Shortly after that, Doxazo Ministries began, to equip the next generation of missionaries—high school and college-aged kids—to serve and help them to understand what serving in the urban core is all about. That program is growing very quickly. Then, a small group of investors came and wondered, “what are we doing for the next generation of people in poverty?” We shared our vision of the Children’s Palace and the supporting funds came in. Then, the more we worked in neighborhoods and on outreach with the Street Reach team, the more we recognized signs of sex slavery. We realized that it is modern day slavery and many of the perpetrators prey on people in poverty and children in poverty. Over the last two years, we have now intervened in the lives of more than 150 victims of sex trafficking who live right here in this community.
All these different ministries and divisions are coordinated strategically in the war on poverty in this community. Our employee team now numbers more than 120 people. Each one feels called by God to be here. Each one brings the joy of the Lord to a job here. Volunteers now fill more than 1600 slots each month. Each one helps us to keep the doors open and lights on. When you volunteer here and serve a meal, load a food box into a car or mentor someone, you might be the only Jesus that recipient has ever seen. You are His hands and feet and you may never know how much that one act of kindness and smile with a hand up meant to that person and family. Our donors number in the thousands and every one of you makes a difference. God is using the resources you give in amazing ways—$1 feeds 7 hungry people a meal. Did you know that if every person in this community who has a place to live and food for a meal gave $5 each month, we would have the resources needed to win this war?
Ephesians 6:12 says, “For we wrestle not against flesh and blood, but against principalities, against powers, against the rulers of the darkness of this world, against spiritual wickedness in high places.” I believe that the darkness of this world—whether in sex slavery, addiction, abuse, crime or gangs is not from God. If it isn’t from God, the logical conclusion is that it is from the devil—the ruler of the darkness. I believe we’re in a battle against the devil himself and that by fighting poverty and fighting for people who are homeless and hungry, we will win.
As I was finishing this article, a woman came in and invited our team to participate in a mental health awareness festival her church is sponsoring this Fall. We estimate that 60% or more of the people we serve struggle against mental illness and addiction. We were honored to be invited. For me, the best part of her visit was when she turned to me and said, “I used to be a guest here. In 2003, I had nowhere to go. Family wouldn’t take me anymore. I came here to survive. Now I have had my own place for more than 10 years, belong to a church and give back in other ways. Your team really helped me straighten out my life. Thank you.”
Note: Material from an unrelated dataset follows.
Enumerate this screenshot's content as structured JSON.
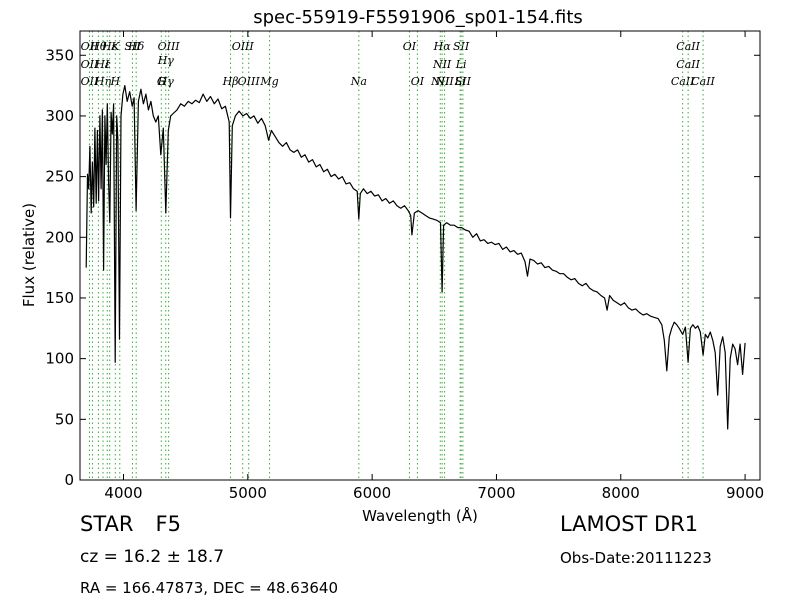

We have several signs in our office. One says, “expect a miracle.” Another says, “Faith is not believing God can. It is believing God WILL.” I get the pleasure of seeing those reminders every day. I believe God asks us to live this way and I approach life in that manner—expecting miracles and with faith that believes God WILL.
It takes an army to wage a battle and win a war. It also requires solid strategy and the flexibility to move on new fronts. This is an all-volunteer army and this is our community. Will you help us win?